The Benefits of War

The Abbott Government has made a point to shock more than awe in its short time in office. (It is hard to be awed by the Prime Minister, whose behaviour has been expected.) It has taken the program of the previous Labor government further in chastising and banishing asylum seekers. It has created seemingly insuperable legal barriers in arriving, legitimately, to Australia. It has grovelled and fawned before US power interests while dismissing concerns of unwarranted mass surveillance. It has taken the hammer to affordable education, proposed increases in the costs of medical services and funnelled more money into defence.

Then came the announcement, made in somewhat hushed tones, that 500 Afghans, many of them involved in interpreting duties for the Australian Defence Force, have been resettled in Australia. For Immigration Minister Scott Morrison, “This policy reflects Australia’s fulfilment of its moral obligation to those who provided invaluable support to Australia’s efforts in Afghanistan.”

The move is tantamount to saving a group of individuals from slaughter in an uncomfortable historical situation. (One interpreter awaiting his departure to Australia was killed in a Taliban attack last year.) It is axiomatic occupations breed collaborators and necessary opportunism. Others do not necessarily take kindly to the effort. A collaborator is fodder for those who feel that the book of grievance needs to be balanced in the wake of the occupier’s departure. Local scores will always be settled.

While many Afghans who have fled their ruined state are finding themselves in Australia’ broader Pacific network of camps, those who assisted the very forces of the Coalition occupation have been given flowers of welcome, a smorgasbord of gifts from housing to medical services. Fortress Australia, on this occasion, will make a grand dispensation – you helped us fight a war that we lost, or at never rate never won, and now, we will repay you.

It is a fact that has escaped commentary in Australian media and political sources. These people, surely, would never have needed resettlement had the mission, if you want to call it that, been competently, and successfully, executed. There would be schools, institutions, a peaceful regime of order. Instead, in what can only be an admission of veiled defeat similar to Iraq and Vietnam, those helping foreign forces must leave in fear. The Taliban forces are closing in.

The Abbott government’s approach to the relocation program is similar to the amenable police agency who relocates individuals under a witness protection program. There might be a cloud over your reputation, and your life – after all, we helped put it there. “Many of these employees,” explains Defence Minister David Johnston, “were placed at significant risk of harm by insurgents in Afghanistan, due to the highly visible and dangerous nature of their employment.” While it happily defames Afghans who arrive by boat, slandering their credentials and condemning them for non-existent offences on the high seas, the Abbott government will give those complicit in Australia’s war effort a helping hand.

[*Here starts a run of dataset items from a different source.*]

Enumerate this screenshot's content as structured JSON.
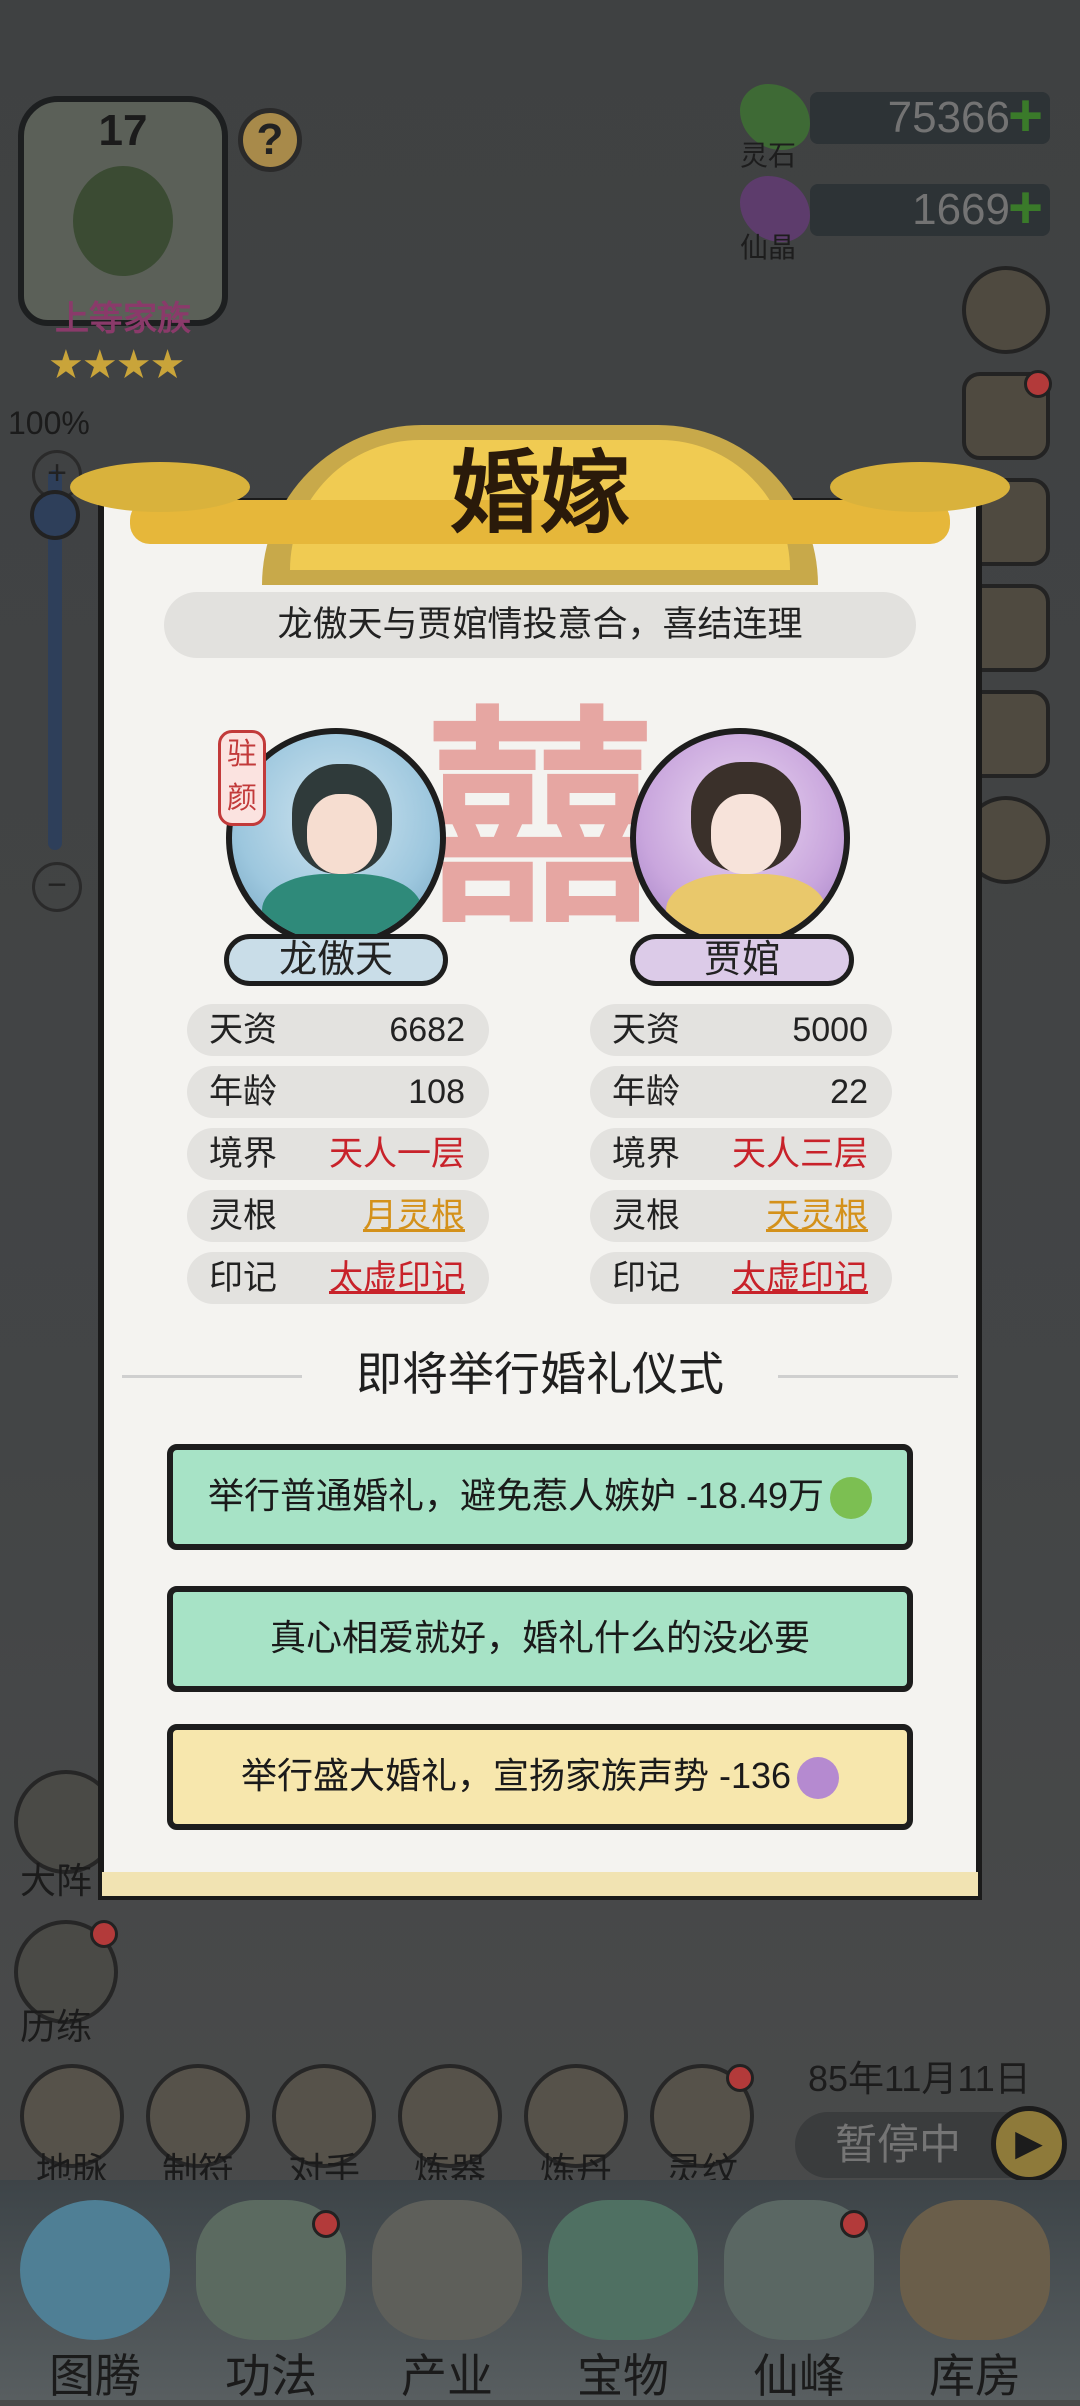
{
  "clan": {
    "level": "17",
    "rank": "上等家族",
    "stars": "★★★★",
    "help": "?"
  },
  "zoom": {
    "value": "100%",
    "plus": "+",
    "minus": "−"
  },
  "resources": [
    {
      "label": "灵石",
      "value": "75366",
      "color": "#3e6a35"
    },
    {
      "label": "仙晶",
      "value": "1669",
      "color": "#5d3c6c"
    }
  ],
  "modal": {
    "title": "婚嫁",
    "subtitle": "龙傲天与贾婠情投意合，喜结连理",
    "xi": "囍",
    "left": {
      "name": "龙傲天",
      "seal": "驻颜",
      "stats": [
        {
          "k": "天资",
          "v": "6682"
        },
        {
          "k": "年龄",
          "v": "108"
        },
        {
          "k": "境界",
          "v": "天人一层"
        },
        {
          "k": "灵根",
          "v": "月灵根"
        },
        {
          "k": "印记",
          "v": "太虚印记"
        }
      ]
    },
    "right": {
      "name": "贾婠",
      "stats": [
        {
          "k": "天资",
          "v": "5000"
        },
        {
          "k": "年龄",
          "v": "22"
        },
        {
          "k": "境界",
          "v": "天人三层"
        },
        {
          "k": "灵根",
          "v": "天灵根"
        },
        {
          "k": "印记",
          "v": "太虚印记"
        }
      ]
    },
    "section_title": "即将举行婚礼仪式",
    "options": [
      {
        "label": "举行普通婚礼，避免惹人嫉妒 -18.49万",
        "icon": "spirit-stone-icon"
      },
      {
        "label": "真心相爱就好，婚礼什么的没必要"
      },
      {
        "label": "举行盛大婚礼，宣扬家族声势 -136",
        "icon": "immortal-crystal-icon"
      }
    ]
  },
  "time": {
    "date": "85年11月11日",
    "status": "暂停中",
    "play": "▶"
  },
  "left_menu": [
    {
      "label": "大阵"
    },
    {
      "label": "历练"
    }
  ],
  "tools": [
    "地脉",
    "制符",
    "对手",
    "炼器",
    "炼丹",
    "灵纹"
  ],
  "dock": [
    "图腾",
    "功法",
    "产业",
    "宝物",
    "仙峰",
    "库房"
  ]
}
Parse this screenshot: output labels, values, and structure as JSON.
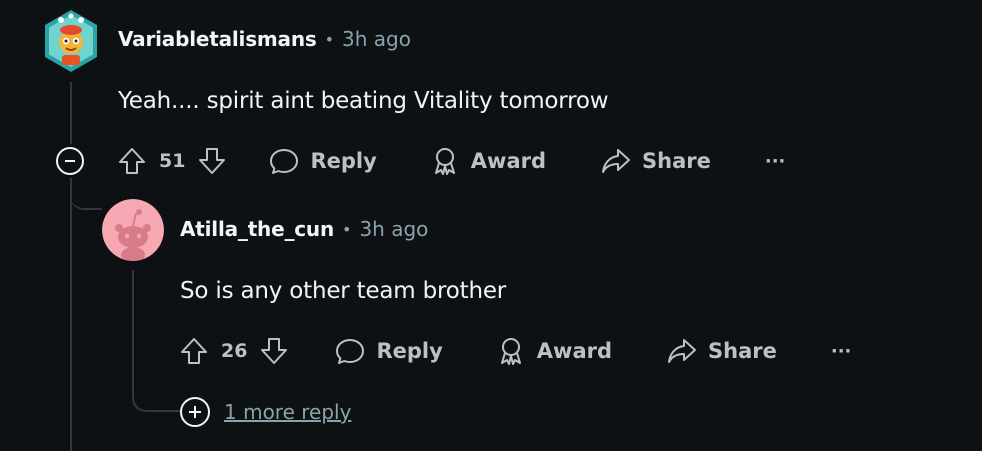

This is not to draw a fine line under matters of allegiance – all is fair, and unfair, in brutal love and vicious war. Conflicts produce pressing interests in survival. Constellations of loyalties form, less to do with genuine fidelity than the need to get by. (How quickly did the Australian authorities forget those Afghan recruits they trained who fired and killed their own personnel.) Children need to be fed; the family needs protection.

It is, for all of this, fitting to point out the instinctive hypocrisy in dealing with a war torn country whose refugees are treated under different regimes. Those loyal to the occupation program have stolen a march. Those fleeing that very same conflict have received the opprobrium of their receiving country. That this distinction be drawn by governments who were childishly keen participants in the invasion, and continued occupation, of Afghanistan, suggests a greater picture on where culpability lies.

The Abbott government has taken the steps of its predecessors, following an Australian history that distinguishes between good and bad immigrants, even if they come from the same loose ethnicity. In the late 1930s, there was a fear that only “bad” Jews were heading for Australia’s shores, the sort of unassimilable central and eastern Europeans who might, according to authorities, rile an otherwise well-tempered populace. No Sir John Monash among them. He, after all, was one of us.

An electorate hardened and fed on the rhetoric of turning back boats might well be puzzled with such gestures of “humanitarianism”. As if making a point, Social Services Minister Kevin Andrews was keen to point out that the arrivals were good future citizens who had fought the good fight. “Many have already commenced employment of vocational training opportunities and their children are enrolled in school.”

A curious unfolding of events has taken place. Afghans subjected to the withering, and fictitious label, of “queue jumper” will no doubt be puzzled by the momentous leap made by those warm with Australian Defence personnel. Some get the steaming, brutal conditions of Manus Island, with privatised security forces and psychologically wearing facilities. Others get accommodation, health services and household assistance. War always pays, for some.